Interest rate hikes have been temporarily put on hold, bringing relief for many Australians


(Photo: Reserve Bank of Australia)


The Reserve Bank (RBA) has put interest rates on hold temporarily following yesterday’s board meeting on April 4.


Interest rates will remain at 3.5 per cent and the cash rate target will stay at 3.6 per cent, but this still remains at its highest since May 2012.


After ten historic interest rate hikes since May 2022, renters, buyers and borrowers are sighing a breath of relief.


Acknowledging inflation has peaked, rent is skyrocketing with low vacancy rates, and increased cost of utilities, the RBA stated they will wait for the effects of the previous hikes before deciding on the next move.


RBA Governor, Phillip Lowe, released a statement on the Bank’s decision to temporarily freeze interest rates, outlining policy takes effect slowly and Australia is yet to feel the full effects of inflation.


“The Board took the decision to hold interest rates steady this month to provide additional time to assess the impact of the increase in interest rates to date and the economic outlook,” Lowe said.


“Global inflation remains very high.
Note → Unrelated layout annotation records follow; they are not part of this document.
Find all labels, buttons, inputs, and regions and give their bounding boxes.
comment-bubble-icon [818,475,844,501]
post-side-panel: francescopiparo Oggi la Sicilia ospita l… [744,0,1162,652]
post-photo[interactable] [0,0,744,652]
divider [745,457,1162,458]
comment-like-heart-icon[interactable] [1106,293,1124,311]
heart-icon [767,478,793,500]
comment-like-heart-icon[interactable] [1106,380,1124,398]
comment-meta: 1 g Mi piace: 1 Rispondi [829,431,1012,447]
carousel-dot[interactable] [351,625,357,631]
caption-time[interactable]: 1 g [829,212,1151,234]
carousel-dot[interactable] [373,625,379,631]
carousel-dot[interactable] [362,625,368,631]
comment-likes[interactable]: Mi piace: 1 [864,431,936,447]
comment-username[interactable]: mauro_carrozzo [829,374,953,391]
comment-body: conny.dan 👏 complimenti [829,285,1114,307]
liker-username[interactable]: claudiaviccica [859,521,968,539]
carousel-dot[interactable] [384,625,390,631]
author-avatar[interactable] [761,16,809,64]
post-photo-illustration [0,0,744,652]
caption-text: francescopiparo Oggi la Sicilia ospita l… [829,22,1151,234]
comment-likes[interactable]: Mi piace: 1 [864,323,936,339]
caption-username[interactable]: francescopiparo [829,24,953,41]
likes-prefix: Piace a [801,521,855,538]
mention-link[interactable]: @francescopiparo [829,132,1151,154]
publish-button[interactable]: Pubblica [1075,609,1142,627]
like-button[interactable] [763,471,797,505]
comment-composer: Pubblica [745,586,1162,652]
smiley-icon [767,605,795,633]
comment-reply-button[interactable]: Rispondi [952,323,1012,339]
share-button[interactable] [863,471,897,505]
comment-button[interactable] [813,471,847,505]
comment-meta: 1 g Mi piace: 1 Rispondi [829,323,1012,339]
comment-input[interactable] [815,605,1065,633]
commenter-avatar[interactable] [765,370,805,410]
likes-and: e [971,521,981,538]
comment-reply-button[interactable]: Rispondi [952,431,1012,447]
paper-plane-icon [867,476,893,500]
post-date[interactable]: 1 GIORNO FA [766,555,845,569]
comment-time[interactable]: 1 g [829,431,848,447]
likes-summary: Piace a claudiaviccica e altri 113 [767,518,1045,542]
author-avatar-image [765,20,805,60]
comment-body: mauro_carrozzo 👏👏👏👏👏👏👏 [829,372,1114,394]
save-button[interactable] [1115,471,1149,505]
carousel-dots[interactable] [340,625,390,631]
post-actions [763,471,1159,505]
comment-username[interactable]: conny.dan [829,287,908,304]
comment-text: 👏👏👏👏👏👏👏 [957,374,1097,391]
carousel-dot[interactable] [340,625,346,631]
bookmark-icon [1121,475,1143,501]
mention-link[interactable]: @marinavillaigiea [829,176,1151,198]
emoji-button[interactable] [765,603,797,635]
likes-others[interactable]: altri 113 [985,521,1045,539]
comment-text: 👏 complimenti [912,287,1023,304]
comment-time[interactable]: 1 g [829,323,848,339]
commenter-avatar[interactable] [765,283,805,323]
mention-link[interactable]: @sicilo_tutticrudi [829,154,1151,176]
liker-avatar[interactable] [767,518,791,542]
In headline terms it is moderating, although services price inflation remains high in many economies.


“The outlook for the global economy remains subdued, with below-average growth expected this year and next.”


While the inflation pause eases some cost of living concerns, this isn’t a permanent solution.


Lowe expects some “further tightening may well be needed” for inflation to return to its target.


“The Board’s priority is to return inflation to target. High inflation makes life difficult for people and damages the functioning of the economy,” he said.


Students across Australia are feeling the effects of high inflation as well, and many are welcoming the RBA’s decision.


As inflation increases, so too do HECS-HELP debt balances.


While there is no interest charged to the university debt, indexation is added on June 1 of each year, according to the Australian Government’s Study Assist.


This indexation is tied to the cost of living price around Australia, which connects to inflation levels. Meaning high levels of inflation will inadvertently increase debts.


So, while people across Australia hold their breath to see the RBA’s findings over the year, Lowe remains certain things will improve in the long term.


“The Board remains resolute in its determination to return inflation to target and will do what is necessary to achieve that,” Lowe said.